To tackle the second part of the question first, it turns out markets spend rather a lot of the time around their all-time highs. Once you consider that markets generally go up as economies and corporate earnings grow, this shouldn’t come as a huge surprise. Still, it fills many of us with a sense of impending doom when we read these sorts of headlines in the paper.
If we look at the history of US large-cap stocks going back to 1928 (as far as is available on the Bloomberg terminal) we see that in 38% of months the index has been within 5% of its all-time high. If you consider total return, rather than just price, this increases to 51% of the time.
Of course, there have been some bad decades: in the 1930s, the equity market spent precisely zero months within 5% of its all-time high due to the bear market that followed the Wall Street Crash of 1929. Stock prices took until 1932 to trough, eventually falling nearly 90%, and the market didn’t fully recover until 25 years later.

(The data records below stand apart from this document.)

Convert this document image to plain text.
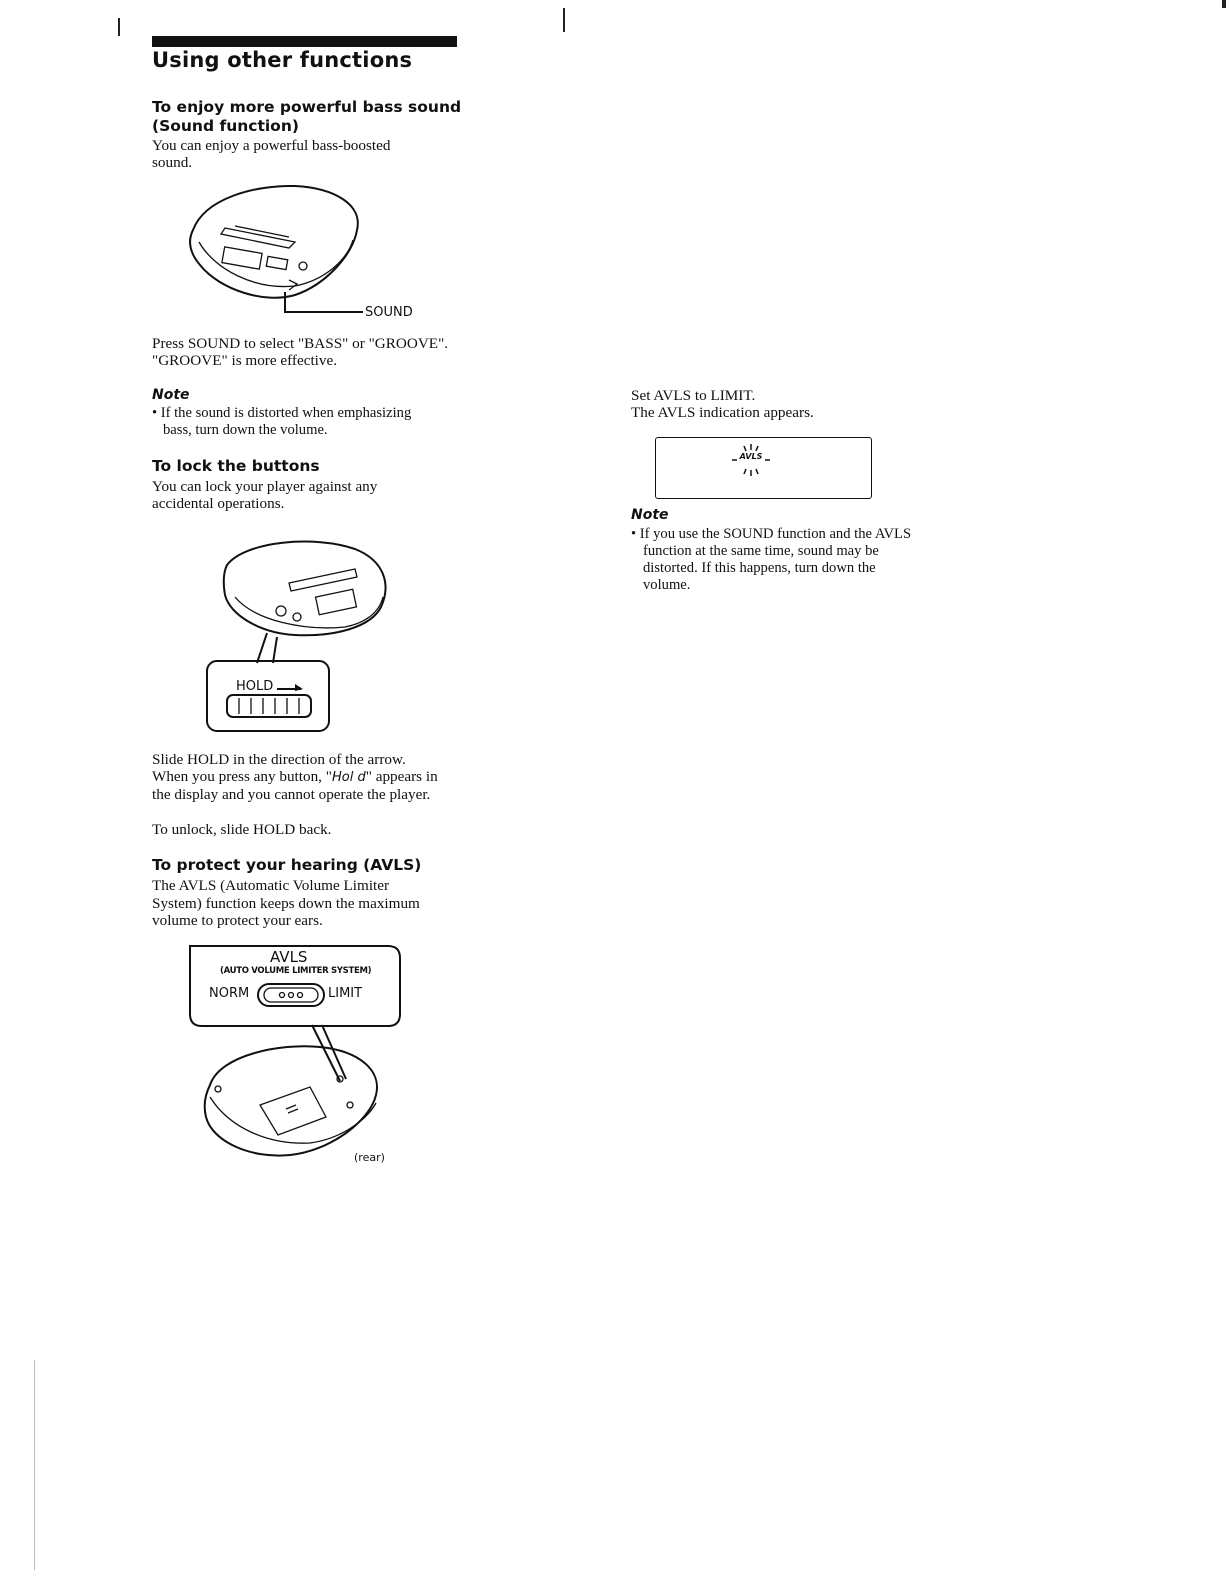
Using other functions
To enjoy more powerful bass sound
(Sound function)
You can enjoy a powerful bass-boosted
sound.
SOUND
Press SOUND to select "BASS" or "GROOVE".
"GROOVE" is more effective.
Note
• If the sound is distorted when emphasizing
bass, turn down the volume.
To lock the buttons
You can lock your player against any
accidental operations.
HOLD
Slide HOLD in the direction of the arrow.
When you press any button, "Hol d" appears in
the display and you cannot operate the player.
To unlock, slide HOLD back.
To protect your hearing (AVLS)
The AVLS (Automatic Volume Limiter
System) function keeps down the maximum
volume to protect your ears.
AVLS
(AUTO VOLUME LIMITER SYSTEM)
NORM	LIMIT
(rear)
Set AVLS to LIMIT.
The AVLS indication appears.
AVLS
Note
• If you use the SOUND function and the AVLS
function at the same time, sound may be
distorted. If this happens, turn down the
volume.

You can say what you want about an AI bubble, but the innovation and earnings growth delivered by these companies has been hugely impressive. Supernormal earnings growth rates can’t go on forever, but the bedrock of the market rally is founded in economic activity rather than pure financial market speculation. This should give us some comfort that it’s not 1929 all over again - even if pockets of the market do look rich - but it is not a reason to be complacent.
All that is a slightly long-winded way of saying that the market being at all-time highs shouldn’t automatically make us nervous because it is very common.